2

Is there a verb base-form with two semantics having different conjugations?

For example, given base-form "rise":

"rise" "rises" "rose" "rising" "risen";
"rise" "rises" "rosed" "rising" "rised";

the latter being fictitious of course.

fundagain
  • 615
  • 2
    There's a number of them. Rise and raise share the same root, but rise is intransitive and inchoative, while raise is transitive and causative. The same is true of other body posture verb pairs like lie/lay and sit/set. Then there are the stative and causative senses of shine; the causative sense conjugates like a weak verb: He shined/*shone his shoes, while the stative sense conjugates like a strong verb: The sun shone/*shined brightly. – John Lawler Sep 03 '18 at 21:03
  • But "rise" and "raise" have different base-forms (i.e., imperative forms). I don't mean the same root, I mean the same base-form/imperative-form. – fundagain Sep 03 '18 at 21:13
  • 4
    hang - which is idiomatically 'hanged' in the past tense when referring to the method of execution, and 'hung' for all other uses. – John Feltz Sep 03 '18 at 21:18
  • @John Feltz Nice:) Are such cases rare? Very rare? Only idiomatic cases? – fundagain Sep 03 '18 at 21:29
  • @fundagain Only thing that came to mind, and I'm not sure that that was what you were looking for; hence comment instead of answer. What do you mean by 'two semantics'? – John Feltz Sep 03 '18 at 21:31
  • Your example is an exact example of what I mean by two semantics. hang-execute vs hang-washing. – fundagain Sep 03 '18 at 21:42
  • 3
    A category where this may be more likely to happen is with irregular verbs that are turned into nouns, then the nouns are verbed again, for new verbs are often regular. – Cerberus - Reinstate Monica Sep 03 '18 at 23:12
  • 1
    Now archaic conjugation of cleave, though surviving as p. p. adj. cleft, cloven: past was cleave together, clave; cleave apart, clove. – KarlG Sep 04 '18 at 11:18
  • 1
    ring, rang, rung; ring, ringed, ringed – Phil Sweet Sep 04 '18 at 20:07
  • 1
    spit, spat; spit, spitted as in a roast. – Phil Sweet Sep 04 '18 at 20:19

3 Answers3

2

It’s only in writing, but supposedly “payed” is used instead of “paid” for certain meanings of the verb pay. See "Paid" vs "payed"

Furthermore, there is a hypothesis based on theoretical considerations that the verb fly out as used in baseball ought to have the past tense form “flied out” instead of “flew out”, but the empirical support for this hypothesis seems to actually be fairly modest—speakers (or writers) do in fact use “flew out” even in the context of baseball. See the Language Log post “Flew vs. Flied”, by Mark Liberman (2012).

herisson
  • 81,803
  • How rare are such examples? – fundagain Sep 03 '18 at 21:39
  • @fundagain: I’m not sure.

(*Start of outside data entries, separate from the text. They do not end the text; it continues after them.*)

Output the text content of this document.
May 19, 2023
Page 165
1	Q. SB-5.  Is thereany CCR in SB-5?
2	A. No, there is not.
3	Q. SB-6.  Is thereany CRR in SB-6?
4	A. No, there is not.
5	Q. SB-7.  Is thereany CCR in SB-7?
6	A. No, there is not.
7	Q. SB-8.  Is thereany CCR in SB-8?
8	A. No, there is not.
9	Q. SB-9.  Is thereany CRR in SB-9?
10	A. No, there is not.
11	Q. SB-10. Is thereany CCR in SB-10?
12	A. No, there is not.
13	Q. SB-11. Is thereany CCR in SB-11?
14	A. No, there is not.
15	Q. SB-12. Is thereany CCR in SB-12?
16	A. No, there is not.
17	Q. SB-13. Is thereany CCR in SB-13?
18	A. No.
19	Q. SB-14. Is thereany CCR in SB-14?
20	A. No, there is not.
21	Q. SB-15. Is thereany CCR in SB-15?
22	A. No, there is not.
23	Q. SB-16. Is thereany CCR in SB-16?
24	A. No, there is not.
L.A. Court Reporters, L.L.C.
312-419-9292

Note that verbs derived from nouns are usually regular in English, so they may be a good place to look for examples. Perhaps wind-wound vs wind-winded is another example of this type. – herisson Sep 03 '18 at 21:42
  • 1
    There are now three examples on the table, so more than enough. Not that rare. Thanks. – fundagain Sep 03 '18 at 21:43
  • Generally whenever a word is used in a different sense or becomes part of a fixed phrase, or is otherwise modified, it is considered reified and has a tendency to become more regular. It's the causative verbs that are regularized, for instance, not their root statives. – John Lawler Sep 03 '18 at 23:29
  • 1
    Ah, just thought of the standard example: fly meaning move by flying is a strong verb: fly, flew, flown. But fly out in the baseball sense (meaning to hit a fly ball that is caught by an outfielder, putting the hitter out) is regular -- He flied out to left field, but not (in the same sense) *He flew out to left field. – John Lawler Sep 03 '18 at 23:41
2

The past tense of hang has two different conjugations.

When referring to the method of execution:

He was hanged at dawn.

When referring to any other purpose:

The picture was hung on the east wall of the bedroom.

John Feltz
  • 6,413
1

"cleave" meaning "split apart" has imperfect "cleft" or "clove", perf. ppl. "cleft" or "cloven". ("Rock of ages, cleft...", "cleft stick", but "cloven hoofs".)

"cleave" meaning "stick to" is regular ("cleaved").

"creep" meaning "move stealthily or near the ground" has imperfect and perf. ppl. "crept". "creep" as in to creep someone out is regular ("creeped ... out").